Home > Cloud Computing > Cloud Applications

How to configure L2TPVPN in Ubuntu

Source: Internet
Author: User
Developer on Alibaba Coud: Build your first app with APIs, SDKs, and tutorials on the Alibaba Cloud. Read more >
Previously published an article on how to set up pptp vpn service under Ubuntu (see http://www.linuxidc.com/Linux/2014-07/104193.htm), but in some cases, PPTP will be affected and cannot be used normally, another option is to use an L2TP/IPSec VPN. Ubuntu OpenVPN client configuration tutorial http://www.linuxidc.com/L

Previously published an article on how to set up pptp vpn service under Ubuntu (see http://www.linuxidc.com/Linux/2014-07/104193.htm), but in some cases, PPTP will be affected and cannot be used normally, another option is to use an L2TP/IPSec VPN.

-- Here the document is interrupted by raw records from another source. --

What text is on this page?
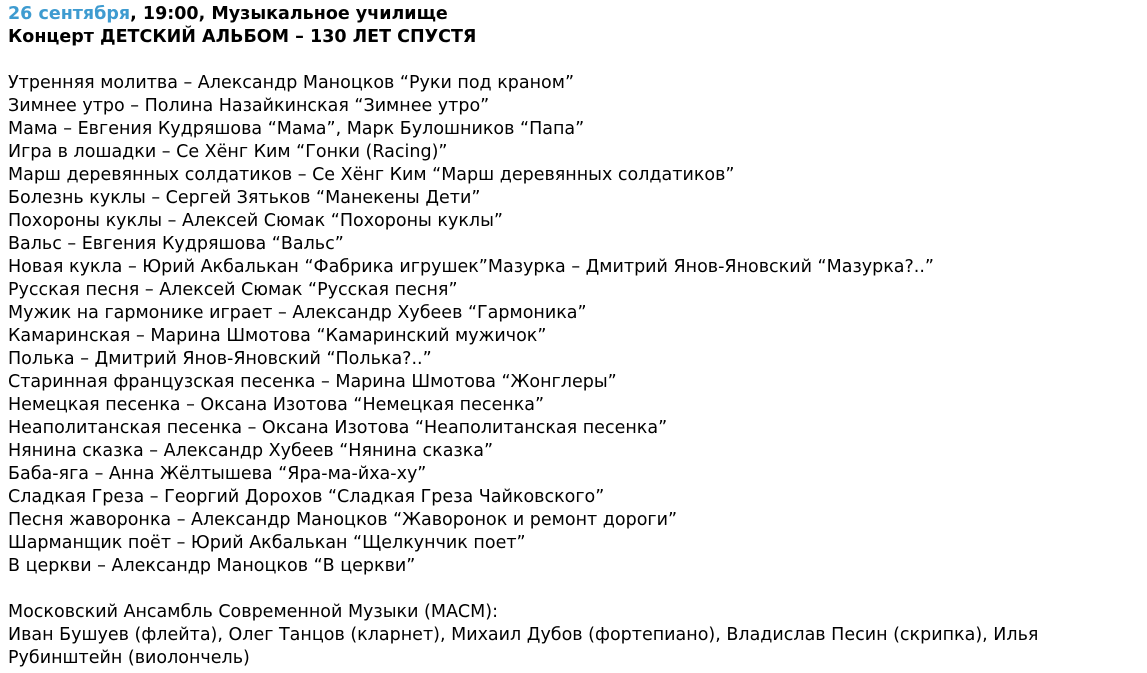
26 сентября, 19:00, Музыкальное училище
Концерт ДЕТСКИЙ АЛЬБОМ – 130 ЛЕТ СПУСТЯ
Утренняя молитва – Александр Маноцков “Руки под краном”
Зимнее утро – Полина Назайкинская “Зимнее утро”
Мама – Евгения Кудряшова “Мама”, Марк Булошников “Папа”
Игра в лошадки – Се Хёнг Ким “Гонки (Racing)”
Марш деревянных солдатиков – Се Хёнг Ким “Марш деревянных солдатиков”
Болезнь куклы – Сергей Зятьков “Манекены Дети”
Похороны куклы – Алексей Сюмак “Похороны куклы”
Вальс – Евгения Кудряшова “Вальс”
Новая кукла – Юрий Акбалькан “Фабрика игрушек”Мазурка – Дмитрий Янов-Яновский “Мазурка?..”
Русская песня – Алексей Сюмак “Русская песня”
Мужик на гармонике играет – Александр Хубеев “Гармоника”
Камаринская – Марина Шмотова “Камаринский мужичок”
Полька – Дмитрий Янов-Яновский “Полька?..”
Старинная французская песенка – Марина Шмотова “Жонглеры”
Немецкая песенка – Оксана Изотова “Немецкая песенка”
Неаполитанская песенка – Оксана Изотова “Неаполитанская песенка”
Нянина сказка – Александр Хубеев “Нянина сказка”
Баба-яга – Анна Жёлтышева “Яра-ма-йха-ху”
Сладкая Греза – Георгий Дорохов “Сладкая Греза Чайковского”
Песня жаворонка – Александр Маноцков “Жаворонок и ремонт дороги”
Шарманщик поёт – Юрий Акбалькан “Щелкунчик поет”
В церкви – Александр Маноцков “В церкви”
Московский Ансамбль Современной Музыки (МАСМ):
Иван Бушуев (флейта), Олег Танцов (кларнет), Михаил Дубов (фортепиано), Владислав Песин (скрипка), Илья Рубинштейн (виолончель)
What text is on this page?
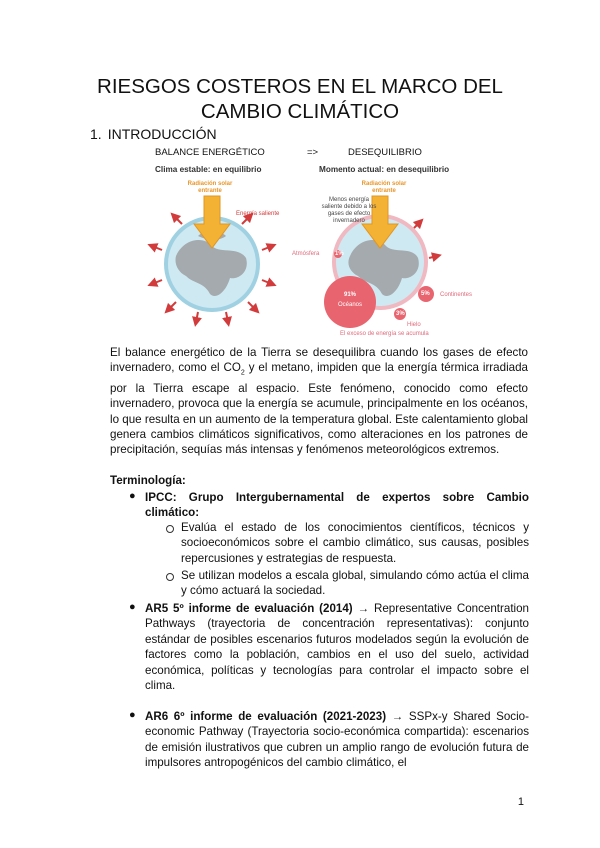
RIESGOS COSTEROS EN EL MARCO DEL
CAMBIO CLIMÁTICO
1. INTRODUCCIÓN
BALANCE ENERGÉTICO	=>	DESEQUILIBRIO
Clima estable: en equilibrio	Momento actual: en desequilibrio
Radiación solar entrante
Energía saliente
Menos energía saliente debido a los gases de efecto invernadero
Radiación solar entrante
Atmósfera	1%
91%
Océanos
5% Continentes
3%
Hielo
El exceso de energía se acumula

El balance energético de la Tierra se desequilibra cuando los gases de efecto invernadero, como el $CO_2$ y el metano, impiden que la energía térmica irradiada por la Tierra escape al espacio. Este fenómeno, conocido como efecto invernadero, provoca que la energía se acumule, principalmente en los océanos, lo que resulta en un aumento de la temperatura global. Este calentamiento global genera cambios climáticos significativos, como alteraciones en los patrones de precipitación, sequías más intensas y fenómenos meteorológicos extremos.

Terminología:
● IPCC: Grupo Intergubernamental de expertos sobre Cambio climático:

Evalúa el estado de los conocimientos científicos, técnicos y socioeconómicos sobre el cambio climático, sus causas, posibles repercusiones y estrategias de respuesta.

Se utilizan modelos a escala global, simulando cómo actúa el clima y cómo actuará la sociedad.

● AR5 5º informe de evaluación (2014) → Representative Concentration Pathways (trayectoria de concentración representativas): conjunto estándar de posibles escenarios futuros modelados según la evolución de factores como la población, cambios en el uso del suelo, actividad económica, políticas y tecnologías para controlar el impacto sobre el clima.

● AR6 6º informe de evaluación (2021-2023) → SSPx-y Shared Socio-economic Pathway (Trayectoria socio-económica compartida): escenarios de emisión ilustrativos que cubren un amplio rango de evolución futura de impulsores antropogénicos del cambio climático, el

1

Ubuntu OpenVPN client configuration tutorial http://www.linuxidc.com/Linux/2013-06/86562.htm

Build OpenVPN http://www.linuxidc.com/Linux/2012-11/74790.htm in Ubuntu 10.04

Ubuntu 13.04 VPN (OpenVPN) configuration and connection cannot simultaneously access the internal and external network problems http://www.linuxidc.com/Linux/2013-07/86899.htm

How to build a secure remote network architecture http://www.linuxidc.com/Linux/2013-11/92646.htm with OpenVPN in Linux

Install software package
  1. Sudo apt-get install xl2tpd openswan ppp
IPSec/Openswan

Open the/etc/ipsec. conf file and configure it as follows:

  1. Config setup
  2. Nat_traversal = yes
  3. Virtual_private = % v4: 10.0.0.0/8, % v4: 192.168.0.0/16, % v4: 172.16.0.0/12, % v4 :! 10.152.2.0/24
  4. # The network address here can be configured as the subnet of the remote client. In other words,
    # These address ranges should be the addresses of the clients behind your NAT router.
  5. Oe = off
  6. Protostack = netkey
  7. Conn L2TP-PSK-NAT
  8. Rightsubnet = vhost: % priv
  9. Also = L2TP-PSK-noNAT
  10. Conn L2TP-PSK-noNAT
  11. Authby = secret
  12. Pfs = no
  13. Auto = add
  14. Keyingtries = 3
  15. Rekey = no
  16. # Apple iOS does not send a delete reminder,
    # So we need to identify the disconnected client through the dead peer Detection
  17. Dpddelay = 30
  18. Dpdtimeout = 120
  19. Dpdaction = clear
  20. # Set ikelifetime and keylife to be consistent with the default settings for Windows
  21. Ikelifetime = 8 h
  22. Keylife = 1 h
  23. Type = transport
  24. # Replace the IP address with your local IP address (generally, private address or NAT address)
  25. Left = x. x
  26. # Windows 2000/XP client used for upgrade
  27. Leftprotoport = 17/1701
  28. # To support old clients, set leftprotoport = 17/% any
    Right = % any
  29. Rightprotoport = 17/% any
  30. # Force all connections to be NAT, because iOS
  31. Forceencaps = yes

Note that in your ipsec. conf file, "config setup" and "L2TP-PSK-NAT", "L2TP-PSK-NAT" should be written with the line header, while other lines should be indented with 8 spaces.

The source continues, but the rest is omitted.